Venables and his friend Thompson were just 10 when they killed James in Bootle, Merseyside.
They were jailed for life in 1993 and given new identities when released on licence in 2001.
Extensive measures were taken to protect the pair from vigilantes and help them lead a normal life but after several years Venables descended into a spiral of drug addiction and drunken violence.
The 27-year-old appeared via videolink at the Old Bailey yesterday under unprecedented secrecy. Only the judge could see him.
Just four disembodied words were heard from the killer — answering “yes” to his name and pleading “guilty” to three charges concerning child pornography.
One charge related to downloading 57 images — some of children as young as two — between February 2009 and February 2010.
A second count related to a technical offence that three images were made available while being downloaded last February.
The third charge related to distributing images in February 2008 to convicted paedophile Leslie Blanchard, of Chelmsford, Essex.
James's mother, Denise Fergus, sat impassively in court wearing a ‘Justice for James’ badge as details of the crimes were read out.
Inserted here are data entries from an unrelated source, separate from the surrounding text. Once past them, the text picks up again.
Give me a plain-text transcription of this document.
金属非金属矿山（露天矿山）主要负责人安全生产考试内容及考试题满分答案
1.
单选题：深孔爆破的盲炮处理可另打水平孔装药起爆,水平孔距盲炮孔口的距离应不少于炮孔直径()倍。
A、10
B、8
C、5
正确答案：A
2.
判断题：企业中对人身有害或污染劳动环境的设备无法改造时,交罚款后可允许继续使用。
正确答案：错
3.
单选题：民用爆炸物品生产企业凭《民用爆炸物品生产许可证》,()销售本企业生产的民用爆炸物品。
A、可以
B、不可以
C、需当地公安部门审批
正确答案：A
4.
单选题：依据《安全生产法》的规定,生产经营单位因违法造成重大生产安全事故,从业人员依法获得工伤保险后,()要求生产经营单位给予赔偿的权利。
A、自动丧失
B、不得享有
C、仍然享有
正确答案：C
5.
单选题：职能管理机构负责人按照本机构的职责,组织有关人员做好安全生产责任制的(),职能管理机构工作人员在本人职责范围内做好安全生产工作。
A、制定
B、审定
She condemned his sentence as “simply not enough”.
Speaking after the hearing, Venables' solicitor John Gibson said his client was “remorseful” and knows he has “badly let down” everyone who tried to help him.
The solicitor added: “He has said that every day since what took place in 1993 he has thought about how different life might have been.”
The court heard that, in September 2008, Venables was arrested on suspicion of affray after a drunken brawl.
Later the same year he was cautioned for possession of cocaine.
Mrs Fergus and her spokesman said they were “surprised and concerned” Venables had not been recalled for breaching his licence.
Last February Venables was arrested and recalled over child porn allegations. Evidence emerged that he had an “extensive history” of searching for indecent images of children via the internet.
In February 2008 he was posing as a married woman called Dawn (35) when he was in contact online with paedophile Leslie Blanchard.
Evidence from a laptop seized from Blanchard showed the two men had used Google Hello to send and receive messages — with Venables using his alter ego.
Louis Mably, prosecuting, said: “Dawn said she was interested in pictures of parents abusing their children. Dawn said she and her husband abused their daughter. Blanchard said he would like to meet their daughter and abuse her himself.”
Mr Mably said Blanchard gave a telephone number but Dawn broke off contact abruptly.
In February Venables contacted his probation officer, fearing his true identity had been discovered.
The officer arrived at his address and told him to collect his belongings, and he was found trying to delete files and to remove his hard drive with a tin opener.
Venables was taken to a police station with the machine. Mr Mably said: “A total of 57 indecent images of children were found.”
Eight of the images were at level four, the second most serious level — featuring sexual activity involving children, the court heard.
Two were at level three, three were at level two, and 44 at level one, the Old Bailey was told.
Sentencing Venables yesterday, Mr Justice Bean said that, as Venables was still on licence for the “horrific” murder of James, he would not be automatically released on serving half his two-year term. His release would be up to the parole board to decide.
He was also put on the sex offenders register for 10 years and banned from working with children for life.
Anthony Hudson QC, for the national media, said in court earlier that only allowing the judge to see Venables via videolink was a “very serious departure” from the principle of open justice.
But the judge said: “I do not see that it is an essential part of criminal proceedings that the public should be able to look at the defendant.”